A Need for Speed: Racing on the Tomorrowland Speedway
Inside my wallet there is a heavily faded driver’s license. It reads: Tomorrowland Speedway License of Tomorrow. While I’m not inclined to brag, the license class is listed as “Visionary,” which I think speaks for itself. It’s one of my prized possessions. My wife can attest to how many times I talked about getting one and the heartbreak I suffered on a trip when the photo booths which create the licenses were temporarily out of order. She can also attest to the wild elation I felt when I finally managed to get my hands on one. There was dancing and cheering. My children were embarrassed.
I love the Tomorrowland Speedway. Maybe it comes from listening to too many Bruce Springsteen songs, tunes like “Thunder Road” and “Born to Run,” but for my money, not much beats climbing in your automobile with the top down on a warm night and cruising around the track at a blazing 7.5 miles per hour.
Guests have been enjoying the Tomorrowland Speedway since Walt Disney World’s opening day, though originally it was known as the Gran Prix Raceway. It was meant to be Walt Disney World’s answer to Disneyland’s Autopia. The original track, which was sponsored by Goodyear, stretched 2,260 feet. However, it was later shortened when Mickey’s Birthdayland opened in 1988.
Starting in 1999, Disney partnered with the Indianapolis 500 Motor Speedway and was renamed the Tomorrowland Indy Speedway. Fans of the Indy 500 would also see references to the race scattered throughout the attraction during this period. Among the most notable allusions were the Yard of Bricks, the Scoring Pylon, Gasoline Alley (the garage area), and the wheel and wing logo. To the best of my knowledge however, Disney did not adopt certain other Indy traditions. Peanuts have never been considered bad luck on the Tomorrowland Speedway, and the curse of the Smiths does not (I am fairly certain) exist in the Magic Kingdom.
In 2008, the attraction dropped the name Indy from the title, and it recently underwent minor adjustments due to the ongoing construction of the Tron Lightcycle Power Run. However, despite all these changes, the Tomorrowland Speedway is, for all intents and purposes, the same attraction it was nearly fifty years ago.

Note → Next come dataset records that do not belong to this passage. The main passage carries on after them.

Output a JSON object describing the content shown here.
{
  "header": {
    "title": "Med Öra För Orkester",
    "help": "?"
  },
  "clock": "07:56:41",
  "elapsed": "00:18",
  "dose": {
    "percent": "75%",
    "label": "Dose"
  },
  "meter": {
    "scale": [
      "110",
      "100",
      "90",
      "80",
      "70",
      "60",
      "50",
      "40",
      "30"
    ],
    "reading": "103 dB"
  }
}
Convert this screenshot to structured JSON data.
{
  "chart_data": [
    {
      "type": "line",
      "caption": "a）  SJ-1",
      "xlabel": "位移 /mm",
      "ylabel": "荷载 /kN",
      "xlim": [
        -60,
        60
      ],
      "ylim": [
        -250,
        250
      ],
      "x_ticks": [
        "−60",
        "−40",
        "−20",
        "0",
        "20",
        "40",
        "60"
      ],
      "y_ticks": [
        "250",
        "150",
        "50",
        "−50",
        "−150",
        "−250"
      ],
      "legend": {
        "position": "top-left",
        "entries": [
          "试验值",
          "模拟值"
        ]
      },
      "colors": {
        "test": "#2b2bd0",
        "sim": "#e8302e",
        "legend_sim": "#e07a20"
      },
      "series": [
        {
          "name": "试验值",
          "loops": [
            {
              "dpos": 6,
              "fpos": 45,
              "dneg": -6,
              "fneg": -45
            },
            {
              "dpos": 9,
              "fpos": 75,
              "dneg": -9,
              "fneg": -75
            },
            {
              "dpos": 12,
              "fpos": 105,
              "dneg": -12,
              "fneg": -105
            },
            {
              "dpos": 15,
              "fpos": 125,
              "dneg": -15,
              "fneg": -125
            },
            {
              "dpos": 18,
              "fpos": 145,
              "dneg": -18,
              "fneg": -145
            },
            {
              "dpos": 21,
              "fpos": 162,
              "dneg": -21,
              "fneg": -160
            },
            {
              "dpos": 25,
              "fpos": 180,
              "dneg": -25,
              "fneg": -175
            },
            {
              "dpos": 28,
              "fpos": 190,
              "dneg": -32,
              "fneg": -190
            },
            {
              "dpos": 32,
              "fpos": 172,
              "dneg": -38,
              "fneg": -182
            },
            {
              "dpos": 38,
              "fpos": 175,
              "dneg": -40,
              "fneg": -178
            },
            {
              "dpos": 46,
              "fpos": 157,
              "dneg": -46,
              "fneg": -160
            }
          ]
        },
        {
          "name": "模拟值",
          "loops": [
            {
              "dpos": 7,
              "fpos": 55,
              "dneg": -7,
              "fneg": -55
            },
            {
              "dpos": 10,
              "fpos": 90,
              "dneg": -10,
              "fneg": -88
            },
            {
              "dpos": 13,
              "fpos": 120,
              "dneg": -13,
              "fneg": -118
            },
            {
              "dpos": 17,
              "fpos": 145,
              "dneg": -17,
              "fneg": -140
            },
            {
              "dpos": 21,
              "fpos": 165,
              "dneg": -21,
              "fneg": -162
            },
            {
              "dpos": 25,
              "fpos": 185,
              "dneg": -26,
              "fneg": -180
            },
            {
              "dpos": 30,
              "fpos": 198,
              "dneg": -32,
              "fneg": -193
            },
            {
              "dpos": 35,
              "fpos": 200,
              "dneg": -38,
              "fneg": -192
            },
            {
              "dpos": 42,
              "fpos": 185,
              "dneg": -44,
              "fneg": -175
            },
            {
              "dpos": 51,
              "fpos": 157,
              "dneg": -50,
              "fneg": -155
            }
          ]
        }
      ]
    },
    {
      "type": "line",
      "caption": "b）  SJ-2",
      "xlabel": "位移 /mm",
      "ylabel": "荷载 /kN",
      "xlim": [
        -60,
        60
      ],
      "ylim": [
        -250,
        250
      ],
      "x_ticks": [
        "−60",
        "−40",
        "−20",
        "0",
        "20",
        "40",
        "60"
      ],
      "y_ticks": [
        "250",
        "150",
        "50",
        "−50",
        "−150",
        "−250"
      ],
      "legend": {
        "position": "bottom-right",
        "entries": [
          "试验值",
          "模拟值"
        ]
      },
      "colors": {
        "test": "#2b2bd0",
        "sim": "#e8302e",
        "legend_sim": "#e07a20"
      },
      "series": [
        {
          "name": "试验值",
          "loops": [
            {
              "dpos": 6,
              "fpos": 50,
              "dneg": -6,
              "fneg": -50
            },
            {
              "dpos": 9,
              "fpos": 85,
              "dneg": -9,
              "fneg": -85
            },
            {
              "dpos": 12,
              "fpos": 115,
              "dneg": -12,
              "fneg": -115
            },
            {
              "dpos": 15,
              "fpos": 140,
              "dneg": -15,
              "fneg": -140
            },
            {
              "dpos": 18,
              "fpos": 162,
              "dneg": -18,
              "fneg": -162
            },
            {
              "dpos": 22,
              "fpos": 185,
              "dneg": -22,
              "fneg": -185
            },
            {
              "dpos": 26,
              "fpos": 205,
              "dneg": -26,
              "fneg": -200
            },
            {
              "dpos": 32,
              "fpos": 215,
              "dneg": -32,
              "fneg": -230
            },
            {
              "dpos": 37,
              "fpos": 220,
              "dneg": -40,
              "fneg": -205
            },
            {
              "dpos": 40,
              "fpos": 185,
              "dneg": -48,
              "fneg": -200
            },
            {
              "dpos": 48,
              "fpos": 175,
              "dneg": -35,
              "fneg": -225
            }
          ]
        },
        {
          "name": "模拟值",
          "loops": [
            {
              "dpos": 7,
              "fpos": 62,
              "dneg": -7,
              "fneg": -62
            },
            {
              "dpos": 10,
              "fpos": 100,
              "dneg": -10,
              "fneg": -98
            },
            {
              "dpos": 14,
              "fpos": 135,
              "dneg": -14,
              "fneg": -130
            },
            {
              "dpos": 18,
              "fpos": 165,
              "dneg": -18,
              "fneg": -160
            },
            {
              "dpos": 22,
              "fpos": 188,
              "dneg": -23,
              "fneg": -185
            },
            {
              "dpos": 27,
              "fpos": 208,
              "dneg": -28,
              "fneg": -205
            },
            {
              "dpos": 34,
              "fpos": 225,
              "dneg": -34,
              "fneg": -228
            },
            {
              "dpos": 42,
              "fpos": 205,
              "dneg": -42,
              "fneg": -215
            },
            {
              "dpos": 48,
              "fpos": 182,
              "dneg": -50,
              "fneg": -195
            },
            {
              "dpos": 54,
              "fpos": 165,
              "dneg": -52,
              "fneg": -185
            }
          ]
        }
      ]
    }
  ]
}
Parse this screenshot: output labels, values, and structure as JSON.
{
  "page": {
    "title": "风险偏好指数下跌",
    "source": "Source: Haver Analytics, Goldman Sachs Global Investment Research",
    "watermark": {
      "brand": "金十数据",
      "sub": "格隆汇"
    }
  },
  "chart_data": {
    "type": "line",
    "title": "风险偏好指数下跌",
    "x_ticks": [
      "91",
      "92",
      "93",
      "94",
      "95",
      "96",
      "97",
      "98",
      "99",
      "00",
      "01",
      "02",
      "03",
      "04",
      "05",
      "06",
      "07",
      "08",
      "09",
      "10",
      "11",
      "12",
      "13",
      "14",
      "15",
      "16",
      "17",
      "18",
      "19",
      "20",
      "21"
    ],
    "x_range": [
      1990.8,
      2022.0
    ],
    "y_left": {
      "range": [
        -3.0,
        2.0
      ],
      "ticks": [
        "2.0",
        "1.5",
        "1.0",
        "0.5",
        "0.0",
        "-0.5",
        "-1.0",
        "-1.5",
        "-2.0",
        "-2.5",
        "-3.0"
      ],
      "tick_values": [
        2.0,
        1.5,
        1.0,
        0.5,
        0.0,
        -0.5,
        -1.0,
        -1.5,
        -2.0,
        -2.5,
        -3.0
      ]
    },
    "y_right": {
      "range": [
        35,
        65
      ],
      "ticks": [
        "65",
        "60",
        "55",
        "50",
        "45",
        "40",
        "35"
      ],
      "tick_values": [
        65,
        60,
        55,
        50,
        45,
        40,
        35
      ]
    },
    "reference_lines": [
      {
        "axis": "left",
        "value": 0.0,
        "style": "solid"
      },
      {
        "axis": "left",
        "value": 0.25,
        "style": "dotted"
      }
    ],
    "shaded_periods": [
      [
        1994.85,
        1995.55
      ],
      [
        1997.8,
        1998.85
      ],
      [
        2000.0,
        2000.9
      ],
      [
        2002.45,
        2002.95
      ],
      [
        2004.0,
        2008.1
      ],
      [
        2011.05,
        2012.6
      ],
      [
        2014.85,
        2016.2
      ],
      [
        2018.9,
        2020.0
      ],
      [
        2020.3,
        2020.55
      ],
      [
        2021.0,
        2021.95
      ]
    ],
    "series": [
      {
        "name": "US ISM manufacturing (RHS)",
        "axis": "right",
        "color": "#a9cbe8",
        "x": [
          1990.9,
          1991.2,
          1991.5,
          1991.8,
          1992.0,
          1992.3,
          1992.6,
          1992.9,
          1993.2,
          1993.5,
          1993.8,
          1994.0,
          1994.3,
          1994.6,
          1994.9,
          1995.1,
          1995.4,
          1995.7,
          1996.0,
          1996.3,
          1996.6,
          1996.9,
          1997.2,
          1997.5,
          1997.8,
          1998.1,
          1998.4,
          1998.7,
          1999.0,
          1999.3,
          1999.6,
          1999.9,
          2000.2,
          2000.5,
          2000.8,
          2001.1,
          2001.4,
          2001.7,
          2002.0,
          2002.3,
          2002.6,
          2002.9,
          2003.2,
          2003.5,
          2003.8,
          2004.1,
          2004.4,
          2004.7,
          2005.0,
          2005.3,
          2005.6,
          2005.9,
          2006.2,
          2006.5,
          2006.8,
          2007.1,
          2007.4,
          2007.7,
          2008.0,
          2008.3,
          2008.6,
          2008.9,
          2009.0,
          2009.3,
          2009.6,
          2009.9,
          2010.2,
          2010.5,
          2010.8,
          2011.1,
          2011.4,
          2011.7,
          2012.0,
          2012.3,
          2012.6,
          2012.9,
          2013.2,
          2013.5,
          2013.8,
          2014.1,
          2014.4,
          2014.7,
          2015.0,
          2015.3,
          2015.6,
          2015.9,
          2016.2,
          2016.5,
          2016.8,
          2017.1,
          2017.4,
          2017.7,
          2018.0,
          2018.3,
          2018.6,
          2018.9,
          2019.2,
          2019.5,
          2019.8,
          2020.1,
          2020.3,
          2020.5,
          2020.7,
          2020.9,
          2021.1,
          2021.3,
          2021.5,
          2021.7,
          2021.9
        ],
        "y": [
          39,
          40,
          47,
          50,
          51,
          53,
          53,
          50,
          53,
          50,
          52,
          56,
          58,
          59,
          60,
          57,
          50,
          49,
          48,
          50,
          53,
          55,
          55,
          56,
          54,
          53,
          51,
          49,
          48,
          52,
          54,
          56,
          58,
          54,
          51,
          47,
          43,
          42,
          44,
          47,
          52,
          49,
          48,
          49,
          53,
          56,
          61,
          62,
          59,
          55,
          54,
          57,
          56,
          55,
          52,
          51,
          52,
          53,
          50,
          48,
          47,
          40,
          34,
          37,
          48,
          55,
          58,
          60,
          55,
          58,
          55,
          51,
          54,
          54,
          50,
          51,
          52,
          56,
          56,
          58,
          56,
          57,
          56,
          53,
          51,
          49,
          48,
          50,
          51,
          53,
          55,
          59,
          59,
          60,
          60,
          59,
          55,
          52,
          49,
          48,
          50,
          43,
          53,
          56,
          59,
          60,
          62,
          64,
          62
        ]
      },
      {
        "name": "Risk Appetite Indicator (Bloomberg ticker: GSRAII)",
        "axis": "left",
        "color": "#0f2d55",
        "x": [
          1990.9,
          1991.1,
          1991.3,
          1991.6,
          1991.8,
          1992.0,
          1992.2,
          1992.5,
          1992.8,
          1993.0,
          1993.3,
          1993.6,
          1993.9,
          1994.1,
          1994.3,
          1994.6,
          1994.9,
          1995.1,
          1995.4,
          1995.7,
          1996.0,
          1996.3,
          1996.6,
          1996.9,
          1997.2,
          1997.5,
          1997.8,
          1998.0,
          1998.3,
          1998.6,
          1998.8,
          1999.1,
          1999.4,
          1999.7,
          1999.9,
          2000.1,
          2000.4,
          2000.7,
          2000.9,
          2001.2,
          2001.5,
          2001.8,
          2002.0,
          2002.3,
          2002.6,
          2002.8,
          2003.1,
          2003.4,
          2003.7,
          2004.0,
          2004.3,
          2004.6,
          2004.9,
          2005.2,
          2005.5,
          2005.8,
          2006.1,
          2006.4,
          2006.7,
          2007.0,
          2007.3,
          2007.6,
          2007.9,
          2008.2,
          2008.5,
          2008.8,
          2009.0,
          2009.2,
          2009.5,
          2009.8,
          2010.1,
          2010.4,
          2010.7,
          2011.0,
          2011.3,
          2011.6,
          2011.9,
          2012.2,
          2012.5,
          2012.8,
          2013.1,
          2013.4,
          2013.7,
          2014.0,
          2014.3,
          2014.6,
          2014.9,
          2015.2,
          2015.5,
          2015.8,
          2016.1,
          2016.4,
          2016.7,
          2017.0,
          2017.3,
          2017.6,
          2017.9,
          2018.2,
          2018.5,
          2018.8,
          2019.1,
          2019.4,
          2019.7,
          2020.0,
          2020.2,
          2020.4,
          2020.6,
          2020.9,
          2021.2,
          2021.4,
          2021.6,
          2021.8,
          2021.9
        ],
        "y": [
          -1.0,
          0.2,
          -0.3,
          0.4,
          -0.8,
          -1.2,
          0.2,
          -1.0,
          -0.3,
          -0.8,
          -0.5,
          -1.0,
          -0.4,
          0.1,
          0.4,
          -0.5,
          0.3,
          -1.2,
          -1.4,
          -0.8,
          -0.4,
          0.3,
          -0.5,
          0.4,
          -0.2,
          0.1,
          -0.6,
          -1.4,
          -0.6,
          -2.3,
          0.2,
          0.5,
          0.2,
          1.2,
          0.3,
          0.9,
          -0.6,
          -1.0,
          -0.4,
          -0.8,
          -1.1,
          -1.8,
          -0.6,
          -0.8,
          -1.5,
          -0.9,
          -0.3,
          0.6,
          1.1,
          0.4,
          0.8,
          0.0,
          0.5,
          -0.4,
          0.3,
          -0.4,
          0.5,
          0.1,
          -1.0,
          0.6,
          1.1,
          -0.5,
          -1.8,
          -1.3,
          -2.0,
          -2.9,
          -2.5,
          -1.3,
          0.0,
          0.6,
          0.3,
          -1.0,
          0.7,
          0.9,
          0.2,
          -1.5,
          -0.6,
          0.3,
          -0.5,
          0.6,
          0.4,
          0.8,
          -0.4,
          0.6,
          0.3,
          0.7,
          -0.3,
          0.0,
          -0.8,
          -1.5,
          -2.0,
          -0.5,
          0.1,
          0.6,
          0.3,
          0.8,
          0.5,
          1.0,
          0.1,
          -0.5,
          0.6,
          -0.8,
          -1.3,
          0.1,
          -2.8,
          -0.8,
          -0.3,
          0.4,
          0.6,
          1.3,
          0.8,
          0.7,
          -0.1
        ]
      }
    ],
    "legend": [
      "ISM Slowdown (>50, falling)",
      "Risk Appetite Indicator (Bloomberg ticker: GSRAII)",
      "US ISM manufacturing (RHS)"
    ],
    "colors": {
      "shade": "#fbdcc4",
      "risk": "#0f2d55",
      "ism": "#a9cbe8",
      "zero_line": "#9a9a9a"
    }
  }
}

A total of 146 cars are used at the Tomorrowland Speedway. The specific model is known as the Autopia Mark VII. Resembling a 1960’s era Corvette Stingray, the Mark VII runs around the track with a center guide rail to ensure that accidents don’t take place. Of course, control is not one of the Mark VII’s more notable features and it isn’t uncommon for the vehicles to careen from side to side, bumping off the guide rail as Guests make their way around the track.
Anyone who has frequented the Tomorrowland Speedway, or even passed near it, knows that the Mark VII runs on gasoline. The smell of gas permeates the air near the attraction. So, when you plant your foot on that gas pedal, that’s real combustion launching you from zero to 7.5 miles per hour.
My favorite time to ride the Tomorrowland Speedway is during special events, specifically during Mickey’s Very Merry Christmas Party. Colorful lights are spread out around the track and a holiday soundtrack is blasted over speakers. It’s a truly magical experience.
There’s one more element that makes the attraction special. Every rider is greeted at the end by the waving of a checkered flag. It’s a NASCAR tradition, and is the perfect ending touch. As a cast member waves you across the finish line, it’s easy to imagine for a moment that you’re racing with Lightning McQueen, Doc Hudson, and Cruz Ramirez. Of course, it may take a few races before you’re ready to compete for the Piston Cup.